Dans le même ordre d'idées, le fait que de nombreux États membres préfèrent se tourner vers l'Organisation du Traité de l'Atlantique Nord (OTAN) pour assurer leur sécurité interroge la capacité de l'Union à construire une véritable Europe de la défense. Si celle-ci existait, l'OTAN ne paraîtrait pas l'instrument le plus efficace. La France et l'Allemagne souhaitent aller de l'avant, en créant notamment un centre de commandement et une cellule de planification militaire. Est-ce une perspective réaliste ? D'une manière générale, peut-on attendre des annonces lors du prochain Conseil européen, à supposer bien sûr que le résultat du référendum britannique ne remette pas en cause son ordre du jour ? Il y a quelques jours le président Juncker a affirmé, devant la Fondation Robert-Schuman, qu'il faudrait un jour une vraie défense européenne et qu'il fallait vraiment commencer à s'y préparer.

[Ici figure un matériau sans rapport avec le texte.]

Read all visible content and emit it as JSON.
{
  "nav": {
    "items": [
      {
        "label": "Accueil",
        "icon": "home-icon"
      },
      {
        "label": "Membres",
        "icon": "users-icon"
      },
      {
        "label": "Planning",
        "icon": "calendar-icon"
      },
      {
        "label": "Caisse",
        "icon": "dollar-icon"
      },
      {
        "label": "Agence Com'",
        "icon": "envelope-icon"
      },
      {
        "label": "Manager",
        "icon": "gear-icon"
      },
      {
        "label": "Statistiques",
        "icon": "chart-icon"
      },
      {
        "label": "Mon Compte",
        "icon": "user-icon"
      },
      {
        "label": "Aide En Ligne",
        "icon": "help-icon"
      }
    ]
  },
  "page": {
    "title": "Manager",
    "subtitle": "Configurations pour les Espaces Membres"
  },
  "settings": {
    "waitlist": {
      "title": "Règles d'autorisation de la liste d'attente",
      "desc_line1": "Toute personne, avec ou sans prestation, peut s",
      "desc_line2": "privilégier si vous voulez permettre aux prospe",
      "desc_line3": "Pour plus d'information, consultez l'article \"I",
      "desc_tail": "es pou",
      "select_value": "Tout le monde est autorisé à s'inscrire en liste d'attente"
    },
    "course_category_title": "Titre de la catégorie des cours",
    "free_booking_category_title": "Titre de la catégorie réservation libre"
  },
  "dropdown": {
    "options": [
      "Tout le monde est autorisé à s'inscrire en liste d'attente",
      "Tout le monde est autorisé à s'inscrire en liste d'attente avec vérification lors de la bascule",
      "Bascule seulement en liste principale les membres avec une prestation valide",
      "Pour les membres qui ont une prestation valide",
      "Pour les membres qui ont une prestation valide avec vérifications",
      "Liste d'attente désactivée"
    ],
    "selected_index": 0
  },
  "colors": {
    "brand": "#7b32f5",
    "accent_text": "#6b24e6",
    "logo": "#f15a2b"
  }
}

J'ai déjà évoqué les opérations en cours au Mali mais, actuellement, l'Union européenne en conduit au total dix-sept, civiles et militaires, notamment en Somalie, en République démocratique du Congo, en Bosnie-Herzégovine, en Méditerranée et en Ukraine. Ces missions coûtent plusieurs dizaines de millions d'euros et impliquent des centaines d'Européens sur des terrains parmi les dangereux du monde. Ont-elles atteint leurs objectifs ? Peut-être est-il un peu tôt pour en faire le bilan, mais la prise en charge de leurs coûts par le mécanisme de financement européen Athena n'est-elle pas insuffisante ? Le cas échéant, comment l'améliorer pour alléger le fardeau qui pèse sur les Etats membres ?

Enfin, vous avez personnellement beaucoup oeuvré, en tant que commissaire, à l'idée d'une capacité européenne en matière de sécurité civile. Ne serait-il pas temps d'envisager à nouveau un corps de casques bleus européen ?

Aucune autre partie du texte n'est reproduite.